Carrying that yearly figure forward comes to roughly $11,648 after two years and $23,296 across a four-year program. The estimate holds federal borrowing constant and does not count private or Parent PLUS loans.
| Undergraduate federal borrowing | Value |
|---|---|
| Share using federal loans | 14% |
| Average federal loan per year | $5,824 |
| Undergraduates with a federal loan | 131 |
| Total federal loans (one year) | $762,947 |
Graduating and withdrawing students at Columbia-Greene Community College carry a median federal debt of $9,000 of cumulative federal debt.
| Borrower group | Median federal debt |
|---|---|
| All federal borrowers | $9,000 |
| Students who completed (graduates) | $12,000 |
| Students who withdrew | $5,787 |
The figure for students who withdrew is worth watching: debt without a completed credential is the hardest to repay.
Looking only at the median is misleading — these four percentiles describe the full debt distribution for borrowers at Columbia-Greene Community College.
| Percentile | Cumulative Federal Debt |
|---|---|
| 10th percentile (lowest-debt students) | $2,000 |
| 25th percentile | $3,500 |
| 75th percentile | $12,702 |
| 90th percentile (highest-debt students) | $20,847 |
The gap between the 10th and 90th percentile is the clearest single measure of how widely borrowing varies at Columbia-Greene Community College.
PLUS loans — taken out by parents or graduate students — add to the total cost of attendance financed by debt at Columbia-Greene Community College.
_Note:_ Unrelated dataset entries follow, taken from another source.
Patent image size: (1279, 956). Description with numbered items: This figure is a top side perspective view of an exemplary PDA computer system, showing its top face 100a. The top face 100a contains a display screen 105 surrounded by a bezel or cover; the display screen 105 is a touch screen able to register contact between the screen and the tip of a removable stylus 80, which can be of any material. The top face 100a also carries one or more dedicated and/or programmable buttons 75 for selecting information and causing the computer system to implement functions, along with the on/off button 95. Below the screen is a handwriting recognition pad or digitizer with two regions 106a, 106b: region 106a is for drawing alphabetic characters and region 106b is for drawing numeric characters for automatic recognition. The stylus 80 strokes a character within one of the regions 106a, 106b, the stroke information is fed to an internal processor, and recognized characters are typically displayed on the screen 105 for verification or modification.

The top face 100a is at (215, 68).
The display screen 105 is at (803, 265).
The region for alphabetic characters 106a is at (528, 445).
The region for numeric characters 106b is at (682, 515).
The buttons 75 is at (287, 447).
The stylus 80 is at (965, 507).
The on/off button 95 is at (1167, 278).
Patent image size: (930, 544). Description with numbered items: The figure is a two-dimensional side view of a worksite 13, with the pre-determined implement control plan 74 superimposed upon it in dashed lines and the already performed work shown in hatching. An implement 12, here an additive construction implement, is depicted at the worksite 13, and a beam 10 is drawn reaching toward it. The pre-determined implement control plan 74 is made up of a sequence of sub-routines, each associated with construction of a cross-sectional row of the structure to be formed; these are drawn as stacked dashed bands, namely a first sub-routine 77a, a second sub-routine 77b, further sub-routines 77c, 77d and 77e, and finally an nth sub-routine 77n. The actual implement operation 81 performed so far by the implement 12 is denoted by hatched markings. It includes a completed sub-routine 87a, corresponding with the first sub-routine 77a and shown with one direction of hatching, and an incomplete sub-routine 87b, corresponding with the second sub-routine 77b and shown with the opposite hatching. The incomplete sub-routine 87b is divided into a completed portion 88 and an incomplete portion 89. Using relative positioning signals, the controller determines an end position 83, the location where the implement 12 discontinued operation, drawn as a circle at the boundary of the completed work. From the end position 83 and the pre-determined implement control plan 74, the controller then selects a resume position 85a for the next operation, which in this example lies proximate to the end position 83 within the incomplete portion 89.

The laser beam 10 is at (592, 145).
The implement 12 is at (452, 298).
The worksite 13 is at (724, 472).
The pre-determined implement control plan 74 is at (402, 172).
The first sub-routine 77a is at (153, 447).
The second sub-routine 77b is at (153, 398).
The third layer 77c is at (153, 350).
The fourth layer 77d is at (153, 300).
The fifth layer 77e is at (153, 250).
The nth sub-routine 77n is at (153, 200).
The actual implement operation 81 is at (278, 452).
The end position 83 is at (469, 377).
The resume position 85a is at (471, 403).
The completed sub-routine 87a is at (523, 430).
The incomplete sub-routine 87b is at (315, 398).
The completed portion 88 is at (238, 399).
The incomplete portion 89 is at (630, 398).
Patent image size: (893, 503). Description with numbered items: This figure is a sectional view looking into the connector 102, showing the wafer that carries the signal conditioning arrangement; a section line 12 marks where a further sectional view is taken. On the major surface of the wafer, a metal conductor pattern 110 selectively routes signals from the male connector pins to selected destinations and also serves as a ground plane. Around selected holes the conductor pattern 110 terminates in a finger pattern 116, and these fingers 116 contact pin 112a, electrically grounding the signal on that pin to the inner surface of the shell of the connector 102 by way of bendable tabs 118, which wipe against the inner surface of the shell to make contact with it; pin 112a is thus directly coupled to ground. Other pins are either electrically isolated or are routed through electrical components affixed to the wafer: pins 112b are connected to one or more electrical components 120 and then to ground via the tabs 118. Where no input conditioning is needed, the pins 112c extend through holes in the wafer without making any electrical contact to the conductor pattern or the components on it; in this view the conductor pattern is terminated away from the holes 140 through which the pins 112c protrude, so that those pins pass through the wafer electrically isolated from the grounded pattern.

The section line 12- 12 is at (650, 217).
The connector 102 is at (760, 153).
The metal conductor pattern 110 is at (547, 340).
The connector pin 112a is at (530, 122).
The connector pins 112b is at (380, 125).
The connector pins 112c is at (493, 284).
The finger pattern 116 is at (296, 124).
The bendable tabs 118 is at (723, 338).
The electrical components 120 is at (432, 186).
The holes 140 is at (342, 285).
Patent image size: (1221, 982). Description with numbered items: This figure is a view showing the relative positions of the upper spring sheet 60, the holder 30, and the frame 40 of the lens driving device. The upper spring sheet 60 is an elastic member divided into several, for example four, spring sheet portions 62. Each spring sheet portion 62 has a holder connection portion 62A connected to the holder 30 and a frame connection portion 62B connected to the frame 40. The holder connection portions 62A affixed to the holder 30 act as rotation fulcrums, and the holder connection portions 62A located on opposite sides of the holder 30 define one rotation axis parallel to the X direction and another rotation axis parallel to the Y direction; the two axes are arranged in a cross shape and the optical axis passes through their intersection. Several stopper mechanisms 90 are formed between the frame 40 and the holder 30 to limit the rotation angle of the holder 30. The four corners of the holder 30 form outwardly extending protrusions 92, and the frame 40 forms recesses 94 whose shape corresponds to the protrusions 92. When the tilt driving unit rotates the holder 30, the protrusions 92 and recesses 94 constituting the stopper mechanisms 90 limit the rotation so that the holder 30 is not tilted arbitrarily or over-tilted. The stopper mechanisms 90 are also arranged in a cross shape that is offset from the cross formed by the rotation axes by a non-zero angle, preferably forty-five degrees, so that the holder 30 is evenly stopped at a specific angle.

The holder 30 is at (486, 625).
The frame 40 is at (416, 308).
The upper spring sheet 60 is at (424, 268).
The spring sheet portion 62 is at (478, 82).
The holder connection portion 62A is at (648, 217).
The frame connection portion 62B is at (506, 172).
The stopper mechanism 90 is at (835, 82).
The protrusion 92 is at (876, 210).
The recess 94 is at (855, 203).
| Group | Borrowers | Median debt incl. PLUS |
|---|---|---|
| All borrowers | 74 | $11,702 |
| Completed (graduates) | 30 | $11,157 |
| Did not complete | 44 | $12,390 |
For students who completed, the median total debt including PLUS loans works out to a standard 10-year payment of about $132.67/mo.
Federal data lets us separate Stafford borrowers from the rest at Columbia-Greene Community College.
Stafford This Year vs Not
| Cohort | Borrowers | Median debt incl. PLUS |
|---|---|---|
| Stafford loan this year | 35 | $9,667 |
| No Stafford loan this year | 39 | $15,102 |
These figures turn the debt totals into a monthly repayment picture for Columbia-Greene Community College.
Defaulting means failing to repay a federal student loan, which carries serious credit consequences. The federal two-year cohort default rate for Columbia-Greene Community College follows.
| Metric | Value |
|---|---|
| 2-year cohort default rate | 11.1% |
| Borrowers in the cohort | 331 |
This rate follows a borrower cohort from the start of repayment through the two-year window the Department of Education uses.
Median debt differs by income tier, first-generation status, and whether the student is financially dependent.
By Family Income
| Income tier | Median federal debt |
|---|---|
| Low income | $9,500 |
| Middle income | $9,400 |
| High income | $6,008 |
By First-Generation Status
| Cohort | Median federal debt |
|---|---|
| First-generation students | $9,018 |
| Continuing-generation students | $8,574 |
By Dependency Status
| Cohort | Median federal debt |
|---|---|
| Dependent students | $7,000 |
| Independent students | $10,375 |
These pre-calculated indicators summarize the borrowing gaps between cohorts at Columbia-Greene Community College.
Subsidized vs. Unsubsidized Loans
With an unsubsidized loan, interest starts adding up the day the loan is disbursed, including during school. Subsidized loans, by contrast, do not accrue interest while you are enrolled at least half-time, which makes them the less expensive option when you qualify.
Did You Know?
Declaring bankruptcy does not erase federal student loan debt. If you stop paying, the federal government can garnish a portion of your wages until the loans are repaid.
References
More about our data sources and methodologies.